Mass Effect Legendary Edition: Who are the Collectors?
By Jack O'Dwyer
Mass Effect 2's Collectors are the main antagonists of the series installment—or are they?
The Collectors are a strange, rarely seen race from beyond the edges of Terminus Systems. They almost never enter Citadel Space—making them nothing more than a scary story to most citizens. However, the Collectors are quite real, and tend to appear in and around Omega via the Omega 4 Relay.
This species gets their name from their strange "trade" requests. The Collectors will occasionally put out requests for particularly specific individuals—sometimes in sets of a dozen or more. What they do with these collections is unknown.
There are spoilers for the ending of Mass Effect 2 beyond this point. Players who wish to remain unspoiled should click away now.
Mass Effect 2: Collectors Explained
Commander Shepard first encounters the Collectors in an ambush. A Collector ship rips the Alliance-built Normandy apart, shooting Shepard into space and killing them. During Shepard's two-year absence and revival thanks to Cerberus and the Lazarus Project, the Collectors begin to target and "collect" human colonists.
It's later revealed that the Collectors attempted to purchase Shepard's body—an endeavor stopped by Dr. Liara T'Soni and a drell known as Feron.
The Collectors operate like a collection of unthinking, unfeeling drones piloted by a single central hub of consciousness. In Mass Effect 2, Shepard and the Normandy crew discover exactly why this is.
The Illusive Man will eventually contact Shepard a few main missions into the game and send them to a "derelict" Collector ship. While exploring the ship, the Normandy's new AI system, EDI, will begin analyzing the interior and exterior of the environment. The team quickly learns that they Collectors share a similar "quad-strand genetic structure" previously exhibited by only one other species to inhabit Citadel Space: the Protheans.
Shepard connects the dots and comes to the conclusion that the Collectors are what was left of the Protheans after the Reapers swept through and eradicated them. According to EDI, the DNA shows an "extensive genetic rewrite," explaining how the Collectors gained their distinct appearance as a sort of artificial "evolution" of the Protheans.
Later, in a conversation with salarian scientist Mordin Solus onboard the Normandy, Shepard learns exactly what happened to the species. The Reapers collected and indoctrinated them which, as noted in Mass Effect 1, led to a decline in their cognitive abilities. The Reapers then began to replace certain parts of their bodies with technology to compensate for their deterioration.

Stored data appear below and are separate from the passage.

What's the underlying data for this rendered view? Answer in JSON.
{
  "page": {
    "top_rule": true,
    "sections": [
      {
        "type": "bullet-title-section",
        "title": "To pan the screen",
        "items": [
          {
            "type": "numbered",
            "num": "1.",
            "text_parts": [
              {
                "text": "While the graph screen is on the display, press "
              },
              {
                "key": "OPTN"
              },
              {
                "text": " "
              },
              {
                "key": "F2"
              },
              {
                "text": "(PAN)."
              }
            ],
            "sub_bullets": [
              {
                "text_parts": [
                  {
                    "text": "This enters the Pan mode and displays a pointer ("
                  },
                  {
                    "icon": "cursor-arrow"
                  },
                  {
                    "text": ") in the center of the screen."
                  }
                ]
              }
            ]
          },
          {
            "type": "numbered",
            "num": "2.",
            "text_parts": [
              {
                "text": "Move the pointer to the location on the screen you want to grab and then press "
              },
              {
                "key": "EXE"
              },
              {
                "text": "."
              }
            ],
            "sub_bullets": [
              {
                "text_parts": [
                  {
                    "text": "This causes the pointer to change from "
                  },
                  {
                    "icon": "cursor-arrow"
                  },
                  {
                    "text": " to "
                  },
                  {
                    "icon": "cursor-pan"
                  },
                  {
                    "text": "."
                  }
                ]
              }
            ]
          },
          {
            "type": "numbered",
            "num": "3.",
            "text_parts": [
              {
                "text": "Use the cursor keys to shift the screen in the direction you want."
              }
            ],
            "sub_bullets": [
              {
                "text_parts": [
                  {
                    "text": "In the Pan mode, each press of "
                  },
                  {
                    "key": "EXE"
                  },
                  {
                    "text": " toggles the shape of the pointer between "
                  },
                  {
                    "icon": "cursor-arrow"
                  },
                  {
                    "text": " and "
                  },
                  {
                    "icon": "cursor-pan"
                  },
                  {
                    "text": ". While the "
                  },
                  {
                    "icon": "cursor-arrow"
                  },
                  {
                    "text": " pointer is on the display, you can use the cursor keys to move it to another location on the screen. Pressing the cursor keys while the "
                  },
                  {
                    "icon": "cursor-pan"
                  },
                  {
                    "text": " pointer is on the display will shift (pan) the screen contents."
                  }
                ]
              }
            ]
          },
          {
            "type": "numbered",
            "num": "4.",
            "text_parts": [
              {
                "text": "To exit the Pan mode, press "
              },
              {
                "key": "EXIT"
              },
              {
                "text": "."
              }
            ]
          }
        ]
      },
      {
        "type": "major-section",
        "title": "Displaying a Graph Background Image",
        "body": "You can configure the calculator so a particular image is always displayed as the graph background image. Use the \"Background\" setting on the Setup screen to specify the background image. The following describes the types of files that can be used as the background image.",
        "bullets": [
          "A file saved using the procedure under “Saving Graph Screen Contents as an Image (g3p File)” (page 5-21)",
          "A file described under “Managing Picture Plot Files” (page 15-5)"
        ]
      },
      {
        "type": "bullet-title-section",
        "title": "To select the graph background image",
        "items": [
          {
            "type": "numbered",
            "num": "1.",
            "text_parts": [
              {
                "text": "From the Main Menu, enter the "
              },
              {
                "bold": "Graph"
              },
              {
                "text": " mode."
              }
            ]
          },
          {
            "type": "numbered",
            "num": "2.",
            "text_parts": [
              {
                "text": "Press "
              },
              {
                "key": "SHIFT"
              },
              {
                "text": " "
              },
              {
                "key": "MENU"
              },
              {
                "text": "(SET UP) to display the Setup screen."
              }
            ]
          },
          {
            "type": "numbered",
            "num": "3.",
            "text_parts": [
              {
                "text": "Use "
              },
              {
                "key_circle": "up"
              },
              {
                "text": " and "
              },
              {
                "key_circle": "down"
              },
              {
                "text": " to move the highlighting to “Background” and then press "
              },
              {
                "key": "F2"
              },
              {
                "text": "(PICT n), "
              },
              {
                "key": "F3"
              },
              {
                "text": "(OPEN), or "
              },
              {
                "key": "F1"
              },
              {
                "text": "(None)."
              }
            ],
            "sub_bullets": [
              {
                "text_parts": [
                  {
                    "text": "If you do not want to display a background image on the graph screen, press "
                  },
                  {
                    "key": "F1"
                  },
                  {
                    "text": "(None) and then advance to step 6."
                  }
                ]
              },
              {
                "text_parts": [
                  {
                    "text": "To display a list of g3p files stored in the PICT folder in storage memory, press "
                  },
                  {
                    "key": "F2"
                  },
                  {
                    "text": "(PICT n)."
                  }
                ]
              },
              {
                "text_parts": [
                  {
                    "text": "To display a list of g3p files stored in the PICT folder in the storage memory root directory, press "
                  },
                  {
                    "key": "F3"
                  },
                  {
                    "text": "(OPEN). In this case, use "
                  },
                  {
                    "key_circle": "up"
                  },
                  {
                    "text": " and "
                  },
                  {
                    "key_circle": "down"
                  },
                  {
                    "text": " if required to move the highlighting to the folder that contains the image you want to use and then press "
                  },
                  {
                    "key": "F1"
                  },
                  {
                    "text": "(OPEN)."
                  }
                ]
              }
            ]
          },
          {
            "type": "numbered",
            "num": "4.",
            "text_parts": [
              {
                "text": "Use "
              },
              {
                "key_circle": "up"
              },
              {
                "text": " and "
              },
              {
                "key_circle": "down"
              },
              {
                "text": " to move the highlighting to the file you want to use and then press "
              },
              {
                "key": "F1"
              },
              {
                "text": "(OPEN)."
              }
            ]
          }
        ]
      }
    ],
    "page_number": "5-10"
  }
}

According to Mordin, the Collectors are "closer to husks than slaves" with most of the major organs and processes replaced with cybernetics. He points out that they barely have any concept of consciousness, culture, or even things as inherent to an individual as identity and gender. Everything that makes a being organic has been "replaced by tech." The Collectors are unaware tools for the Reapers to use to further their own ends and nothing more—completely beyond saving.
Shepard goes on to assault the Collector Base where they discover the Collectors are attempting to use the human genome to construct a human-reaper hybrid. The commander manages to destroy this hybrid and blow up the base in one operation. However, this doesn't wipe out the species completely.
Mass Effect 3
The Collectors make a return on behalf of the Reapers in Mass Effect 3's Reaper Invasion. They bolster Reaper forces, using their Seeker swarms against other races—most notably during the fight for the turian planet Palaven.
Another race, the Leviathans, are able to free some Collectors from Reaper control during the conflict. Most Collectors wither away without Reaper input while a select few are able to "awaken" and go on to fight against the Reapers to avenge the Protheans.